En materia de comercio internacional crea un clima global distinto y complejo (las guerras comerciales afectan los tipos de cambio, las cotizaciones de las empresas y los precios internacionales), aunque no ha impedido que la suma de las exportaciones mundiales en 2018 llegara al récord nominal de 25 billones de dólares.

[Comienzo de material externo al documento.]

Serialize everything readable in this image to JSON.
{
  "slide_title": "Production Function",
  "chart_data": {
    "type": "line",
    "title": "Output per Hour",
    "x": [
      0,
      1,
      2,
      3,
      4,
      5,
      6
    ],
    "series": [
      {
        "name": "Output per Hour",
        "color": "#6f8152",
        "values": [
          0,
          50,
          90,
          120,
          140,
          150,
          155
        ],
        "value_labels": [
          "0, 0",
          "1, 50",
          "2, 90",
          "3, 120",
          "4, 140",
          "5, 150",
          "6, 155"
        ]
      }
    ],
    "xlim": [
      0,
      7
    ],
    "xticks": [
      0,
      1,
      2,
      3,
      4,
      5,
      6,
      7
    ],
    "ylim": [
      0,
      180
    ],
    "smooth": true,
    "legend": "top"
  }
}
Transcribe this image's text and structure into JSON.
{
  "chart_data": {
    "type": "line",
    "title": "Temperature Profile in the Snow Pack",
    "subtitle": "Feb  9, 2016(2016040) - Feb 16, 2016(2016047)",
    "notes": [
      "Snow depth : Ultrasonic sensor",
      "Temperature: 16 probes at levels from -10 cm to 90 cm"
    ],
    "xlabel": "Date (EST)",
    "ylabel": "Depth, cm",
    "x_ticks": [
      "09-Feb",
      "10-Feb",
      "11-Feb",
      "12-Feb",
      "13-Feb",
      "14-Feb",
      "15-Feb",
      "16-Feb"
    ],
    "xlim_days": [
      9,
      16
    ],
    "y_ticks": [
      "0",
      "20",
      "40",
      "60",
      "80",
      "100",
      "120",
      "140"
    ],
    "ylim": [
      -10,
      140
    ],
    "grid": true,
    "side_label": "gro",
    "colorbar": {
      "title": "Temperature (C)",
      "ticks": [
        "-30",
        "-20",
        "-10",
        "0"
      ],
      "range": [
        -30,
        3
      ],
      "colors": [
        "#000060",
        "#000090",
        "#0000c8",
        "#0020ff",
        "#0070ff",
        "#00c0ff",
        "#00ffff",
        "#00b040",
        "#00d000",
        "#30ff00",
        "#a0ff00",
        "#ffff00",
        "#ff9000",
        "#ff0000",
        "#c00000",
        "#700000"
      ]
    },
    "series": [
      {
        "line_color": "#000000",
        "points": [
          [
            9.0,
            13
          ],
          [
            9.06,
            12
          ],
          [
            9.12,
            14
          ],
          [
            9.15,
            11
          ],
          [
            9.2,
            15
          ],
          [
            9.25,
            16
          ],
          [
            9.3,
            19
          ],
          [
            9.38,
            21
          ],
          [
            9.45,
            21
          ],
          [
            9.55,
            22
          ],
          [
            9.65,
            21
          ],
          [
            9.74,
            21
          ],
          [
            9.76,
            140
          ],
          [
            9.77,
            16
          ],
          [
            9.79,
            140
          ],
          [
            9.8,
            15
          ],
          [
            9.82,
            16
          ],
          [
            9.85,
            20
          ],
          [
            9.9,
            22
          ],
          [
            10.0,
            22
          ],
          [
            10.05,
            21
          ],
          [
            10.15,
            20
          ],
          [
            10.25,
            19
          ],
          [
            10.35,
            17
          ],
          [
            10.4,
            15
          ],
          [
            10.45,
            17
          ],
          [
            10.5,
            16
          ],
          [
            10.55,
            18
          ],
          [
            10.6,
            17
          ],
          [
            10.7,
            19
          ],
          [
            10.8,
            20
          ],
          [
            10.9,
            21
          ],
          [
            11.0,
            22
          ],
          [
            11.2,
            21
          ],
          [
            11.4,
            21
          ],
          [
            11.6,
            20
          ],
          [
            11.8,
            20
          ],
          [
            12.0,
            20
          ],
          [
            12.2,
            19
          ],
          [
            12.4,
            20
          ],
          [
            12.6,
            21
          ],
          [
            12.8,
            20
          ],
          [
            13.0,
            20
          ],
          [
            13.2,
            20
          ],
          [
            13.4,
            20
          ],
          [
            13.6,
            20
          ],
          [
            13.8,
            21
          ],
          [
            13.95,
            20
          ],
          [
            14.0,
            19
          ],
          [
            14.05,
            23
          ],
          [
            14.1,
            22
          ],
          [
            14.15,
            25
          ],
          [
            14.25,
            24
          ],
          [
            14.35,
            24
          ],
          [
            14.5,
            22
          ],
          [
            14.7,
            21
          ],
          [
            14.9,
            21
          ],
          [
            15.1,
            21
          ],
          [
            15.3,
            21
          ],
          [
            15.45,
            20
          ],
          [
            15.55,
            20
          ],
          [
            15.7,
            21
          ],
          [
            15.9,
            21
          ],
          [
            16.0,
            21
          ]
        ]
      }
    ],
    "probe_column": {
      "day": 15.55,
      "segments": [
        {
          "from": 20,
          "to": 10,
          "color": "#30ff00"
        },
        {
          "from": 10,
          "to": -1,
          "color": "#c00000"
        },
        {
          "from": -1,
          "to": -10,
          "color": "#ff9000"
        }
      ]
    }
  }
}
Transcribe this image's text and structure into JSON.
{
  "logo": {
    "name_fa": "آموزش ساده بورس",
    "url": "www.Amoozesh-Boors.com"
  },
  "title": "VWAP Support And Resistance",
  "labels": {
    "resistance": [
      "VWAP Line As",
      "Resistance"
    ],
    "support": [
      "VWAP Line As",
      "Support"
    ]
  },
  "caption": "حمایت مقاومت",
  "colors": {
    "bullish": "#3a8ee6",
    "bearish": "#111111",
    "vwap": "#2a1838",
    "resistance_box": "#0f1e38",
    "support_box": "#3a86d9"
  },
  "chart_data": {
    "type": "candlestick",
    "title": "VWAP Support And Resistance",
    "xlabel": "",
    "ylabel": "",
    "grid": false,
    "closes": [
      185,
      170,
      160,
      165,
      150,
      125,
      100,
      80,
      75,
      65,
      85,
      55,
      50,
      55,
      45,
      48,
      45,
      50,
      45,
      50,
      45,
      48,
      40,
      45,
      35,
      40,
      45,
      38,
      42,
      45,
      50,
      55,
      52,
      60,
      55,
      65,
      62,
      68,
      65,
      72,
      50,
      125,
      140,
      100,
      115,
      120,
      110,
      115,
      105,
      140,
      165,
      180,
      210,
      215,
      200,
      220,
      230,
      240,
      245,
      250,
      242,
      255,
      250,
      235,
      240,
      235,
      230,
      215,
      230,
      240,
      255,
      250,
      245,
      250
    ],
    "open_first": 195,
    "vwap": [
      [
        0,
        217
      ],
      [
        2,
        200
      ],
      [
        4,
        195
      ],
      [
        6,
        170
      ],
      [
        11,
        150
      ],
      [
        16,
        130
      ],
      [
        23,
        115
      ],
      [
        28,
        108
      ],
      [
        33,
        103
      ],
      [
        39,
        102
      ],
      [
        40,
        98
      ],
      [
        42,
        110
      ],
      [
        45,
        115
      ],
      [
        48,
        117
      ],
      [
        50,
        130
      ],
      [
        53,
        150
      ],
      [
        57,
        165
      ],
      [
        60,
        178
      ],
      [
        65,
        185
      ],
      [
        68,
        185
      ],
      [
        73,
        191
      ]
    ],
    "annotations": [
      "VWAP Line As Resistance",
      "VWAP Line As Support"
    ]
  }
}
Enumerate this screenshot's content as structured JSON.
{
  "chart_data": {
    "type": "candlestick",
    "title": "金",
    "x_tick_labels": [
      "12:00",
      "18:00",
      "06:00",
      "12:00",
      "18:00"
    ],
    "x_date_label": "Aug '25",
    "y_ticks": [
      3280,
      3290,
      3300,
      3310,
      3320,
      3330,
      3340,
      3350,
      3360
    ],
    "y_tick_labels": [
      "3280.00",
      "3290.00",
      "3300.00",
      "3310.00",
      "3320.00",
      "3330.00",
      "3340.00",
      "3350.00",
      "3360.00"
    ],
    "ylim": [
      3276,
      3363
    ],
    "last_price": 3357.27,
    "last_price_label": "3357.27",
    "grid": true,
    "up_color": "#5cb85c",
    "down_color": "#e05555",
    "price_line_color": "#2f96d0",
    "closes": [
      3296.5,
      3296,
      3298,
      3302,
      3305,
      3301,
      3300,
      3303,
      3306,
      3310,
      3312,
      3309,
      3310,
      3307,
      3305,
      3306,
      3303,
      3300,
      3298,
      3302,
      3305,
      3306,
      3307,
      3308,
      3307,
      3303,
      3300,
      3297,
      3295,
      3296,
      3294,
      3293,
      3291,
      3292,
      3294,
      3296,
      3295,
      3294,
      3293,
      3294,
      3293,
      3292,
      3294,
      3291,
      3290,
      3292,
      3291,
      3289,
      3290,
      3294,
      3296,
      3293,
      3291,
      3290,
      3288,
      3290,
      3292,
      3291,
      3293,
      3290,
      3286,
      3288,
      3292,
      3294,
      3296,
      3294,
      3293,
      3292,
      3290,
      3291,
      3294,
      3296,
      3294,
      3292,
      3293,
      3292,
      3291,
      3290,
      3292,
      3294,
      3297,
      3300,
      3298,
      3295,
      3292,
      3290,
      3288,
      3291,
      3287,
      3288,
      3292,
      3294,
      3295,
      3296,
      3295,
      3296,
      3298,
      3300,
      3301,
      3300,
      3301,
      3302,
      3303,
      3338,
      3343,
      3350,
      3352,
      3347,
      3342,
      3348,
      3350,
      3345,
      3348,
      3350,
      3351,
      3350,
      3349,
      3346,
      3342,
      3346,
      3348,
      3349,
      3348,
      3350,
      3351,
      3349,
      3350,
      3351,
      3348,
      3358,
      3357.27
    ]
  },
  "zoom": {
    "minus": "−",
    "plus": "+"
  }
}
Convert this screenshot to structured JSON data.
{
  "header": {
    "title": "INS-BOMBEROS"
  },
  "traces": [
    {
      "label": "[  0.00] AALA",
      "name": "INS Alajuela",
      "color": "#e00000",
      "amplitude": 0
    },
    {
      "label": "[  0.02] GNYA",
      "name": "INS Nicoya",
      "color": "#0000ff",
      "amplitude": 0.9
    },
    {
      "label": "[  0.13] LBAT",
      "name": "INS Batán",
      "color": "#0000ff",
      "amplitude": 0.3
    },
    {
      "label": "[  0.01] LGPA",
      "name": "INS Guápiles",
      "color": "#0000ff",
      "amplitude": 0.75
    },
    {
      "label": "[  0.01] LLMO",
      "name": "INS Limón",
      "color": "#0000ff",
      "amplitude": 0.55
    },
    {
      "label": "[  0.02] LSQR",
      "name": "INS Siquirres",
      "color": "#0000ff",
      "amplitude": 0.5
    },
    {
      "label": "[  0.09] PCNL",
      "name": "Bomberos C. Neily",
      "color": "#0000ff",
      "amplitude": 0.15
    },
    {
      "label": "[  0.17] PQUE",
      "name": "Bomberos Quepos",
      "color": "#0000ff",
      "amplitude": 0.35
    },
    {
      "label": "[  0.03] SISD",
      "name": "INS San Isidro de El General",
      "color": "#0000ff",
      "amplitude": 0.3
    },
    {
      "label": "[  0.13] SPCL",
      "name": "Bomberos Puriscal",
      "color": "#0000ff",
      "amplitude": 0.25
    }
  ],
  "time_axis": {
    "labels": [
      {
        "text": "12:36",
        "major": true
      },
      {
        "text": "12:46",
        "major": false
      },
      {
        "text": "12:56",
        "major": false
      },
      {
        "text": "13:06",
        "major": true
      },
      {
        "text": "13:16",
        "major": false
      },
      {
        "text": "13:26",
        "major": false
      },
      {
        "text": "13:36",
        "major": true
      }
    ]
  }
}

Para Argentina, que ha decidido al parecer ingresar (más vale tarde que nunca) en la internacionalidad de la economía, el desafío es prepararse en diversos planos para jugar un juego con reglas distintas, jugadores más bravos, oportunidades nuevas, cambios de estrategias de muchos actores y alianzas cambiantes.

 

Una bomba lista

En medio de la nueva escalada de la guerra comercial entre Washington y Pekín, varios expertos se preguntan si China utilizará la “bomba”, una poderosa arma que tiene en su arsenal: deshacerse de una parte de los 1,1 billones de dólares en bonos del Tesoro de EE.UU. que posee, un paso que podría desencadenar un caos en los mercados globales.
En el caso de que el Gobierno chino decida hacerlo, la economía estadounidense, que depende en gran medida de la compra de sus valores por entidades soberanas, podría verse perturbada. Algunos analistas incluso comparan este potencial paso con un arma nuclear, cuyo uso conllevaría consecuencias para todas las partes.
Sin embargo, varios expertos estiman que es poco probable que el país asiático recurra a su “bomba”, ya que podría ser contraproducente para su propia economía, además de que no necesariamente alcanzaría el efecto deseado.